Nine reasons why every HR dept needs an HR analytics professional

HUMAN resources (HR) analytics refers to the process of getting business insights from HR data. This is new to most HR people in the sense that they have not fully embraced analytics. I strongly believe that looking at the future of the profession, no HR department will be able to give maximum value without an HR analytics professional within their team. Here are my reasons for that proposition.

Memory Nguwi

HR analytics provide the best chance for HR to be on par with other more business-oriented professions like finance and sales. With HR analytics, HR will be able to link HR practices and business outcomes.

The challenge for most HR professionals is that HR analytics requires above-average numerical reasoning. This skill is not found in abundance among pure HR professionals. My call is for HR professionals to bring in people with statistics or applied math to assist them. These people could come in as graduate trainees and then graduate into full analytics. As part of their traineeship, they should be allowed to understand the business and core HR process. However in cases where HR has people with HR training who have the necessary numerical reasoning to transition to HR analytics they could take that route as well.

With HR analytics you would be able to do workforce planning and predict with a high degree of accuracy the number of people you require for the business both in the short and long term. When combined with optimisation you would be able to even know the optimal staff cost for the business, now and in the projected future. That is a big win for HR if only they could embrace HR analytics.

HR analytics enables HR departments to check the effectiveness of training programmes using t-tests to look at the before and after data. As an example, is there any differences in sales between a group that has gone through sales training and a group that has not. With HR analytics it is easy to check for those statistical differences.

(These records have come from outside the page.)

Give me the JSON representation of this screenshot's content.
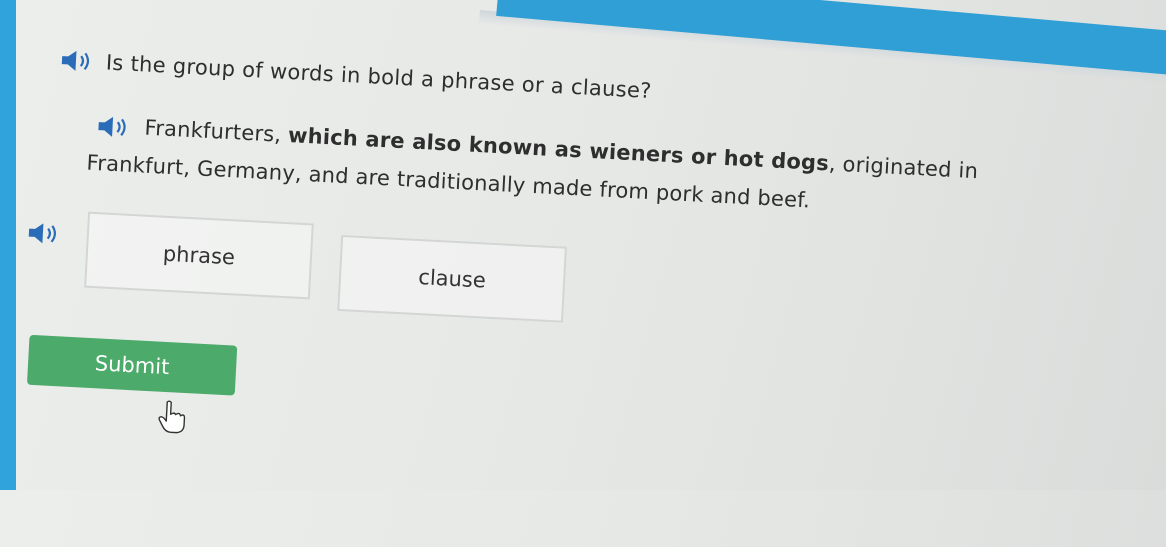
{
  "question": {
    "speaker_icon": "speaker-icon",
    "text": "Is the group of words in bold a phrase or a clause?"
  },
  "sentence": {
    "speaker_icon": "speaker-icon",
    "part1": "Frankfurters, ",
    "bold": "which are also known as wieners or hot dogs",
    "part2": ", originated in",
    "line2": "Frankfurt, Germany, and are traditionally made from pork and beef."
  },
  "choices": {
    "speaker_icon": "speaker-icon",
    "options": [
      "phrase",
      "clause"
    ]
  },
  "submit": {
    "label": "Submit"
  },
  "colors": {
    "accent_blue": "#31a3dc",
    "submit_green": "#4caa6a",
    "text": "#2e2e2e"
  }
}
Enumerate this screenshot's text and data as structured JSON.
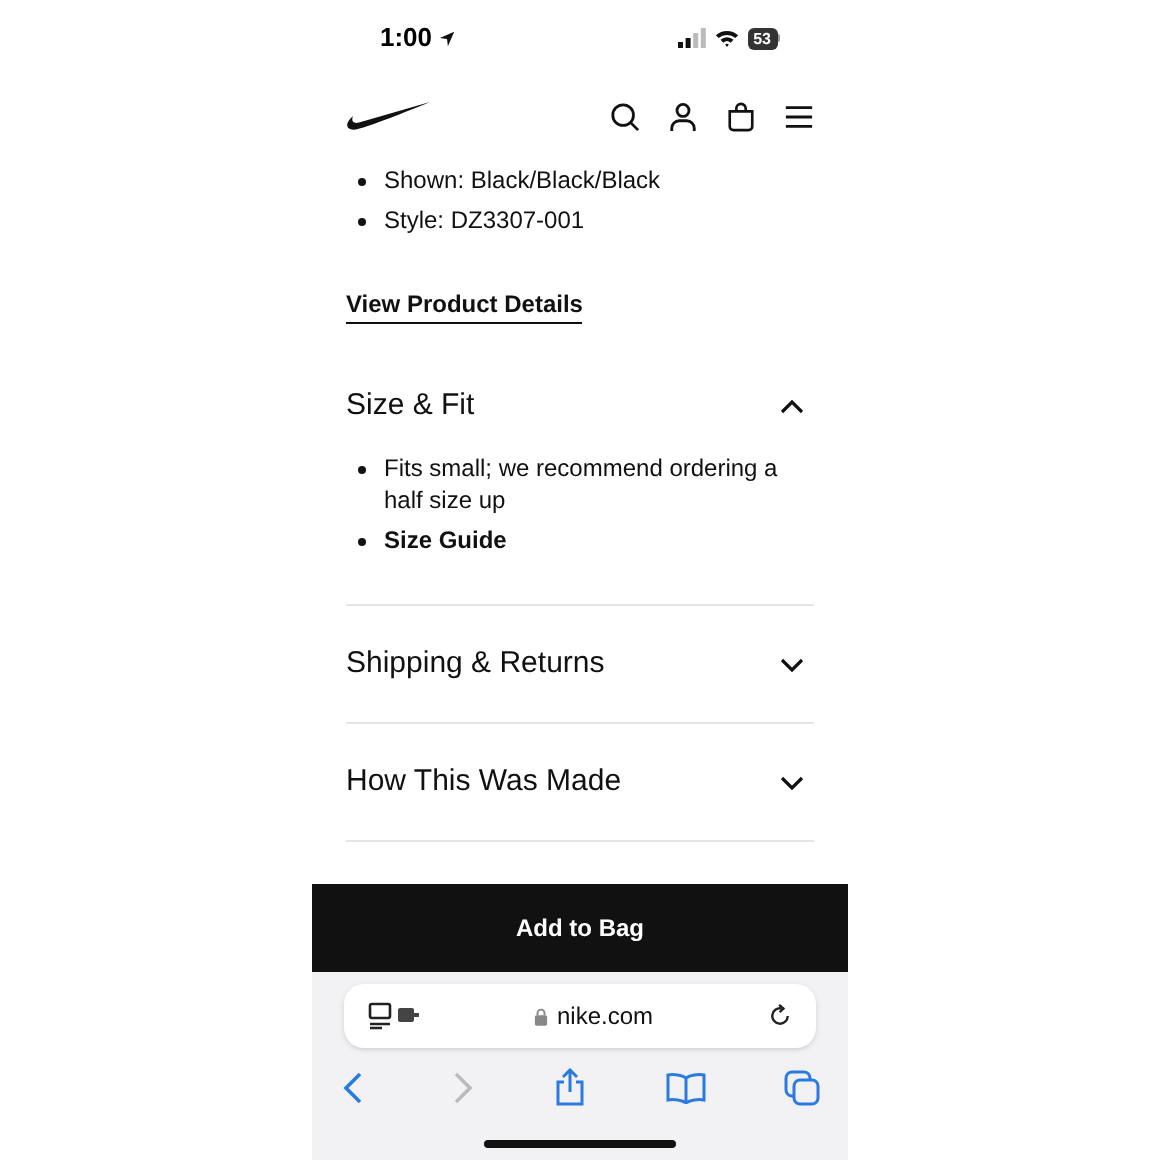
{
  "status_bar": {
    "time": "1:00",
    "battery": "53"
  },
  "details": {
    "bullets": [
      "Shown: Black/Black/Black",
      "Style: DZ3307-001"
    ],
    "link": "View Product Details"
  },
  "sections": [
    {
      "title": "Size & Fit",
      "expanded": true,
      "items": [
        {
          "kind": "text",
          "text": "Fits small; we recommend ordering a half size up"
        },
        {
          "kind": "link",
          "text": "Size Guide"
        }
      ]
    },
    {
      "title": "Shipping & Returns",
      "expanded": false
    },
    {
      "title": "How This Was Made",
      "expanded": false
    }
  ],
  "cta": "Add to Bag",
  "browser": {
    "url": "nike.com"
  }
}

With HR analytics you can also predict staff turnover with a degree of accuracy. You would be able to use several internal factors and demographic variables to predict who is likely to leave the organisation and when. Besides the ability to predict turnover, the prediction models are capable of identifying the factors that drive turnover. This should allow HR professionals and business leaders to put together interventions to reduce staff turnover.

Using HR analytics you would be able to do compensation analytics. You would be able to calculate compa-ratios, range penetration etc. and link these to performance of employees and staff turnover. You can also use compensation analytics to predict staff turnover.

There is also scope to do performance analytics. Under compensation analytics, you would be able to dig deeper into HR and business data and find out which factors predict the performance of departments and business units. As an example, does the level of education of managers or employees in the department predict the overall performance of the department?

Globally what internal factors seem to drive sales in the department or business unit? All of this can be done easily with HR analytics. Imagine the value that you are going to give to the business as HR professionals should you embrace HR analytics.

You could also do recruitment analytics. Under this, you dig deeper into what factors predict top performances but looking at historical records in your organisation. These could be interview ratings, reference check ratings and performance on psychometrics. These can all be linked to employee performance records.

One of the great opportunities created by HR analytics practices is the ability to link your employee engagement data to actual business outcomes. If you have been collecting and tracking employee engagement data over some time you can easily link this data to actual business indicators like sales, market share, staff costs, turnover and many other business outcomes. This will allow you to then come up with interventions to improve the performance of the business.

There are many more human resources practices where HR analytics could be applied. You need to have the skills internally to be able to do the above level of analysis.

Nguwi is an occupational psychologist, data scientist, speaker and managing consultant at Industrial Psychology Consultants (Pvt) Ltd, a management and HR consulting firm.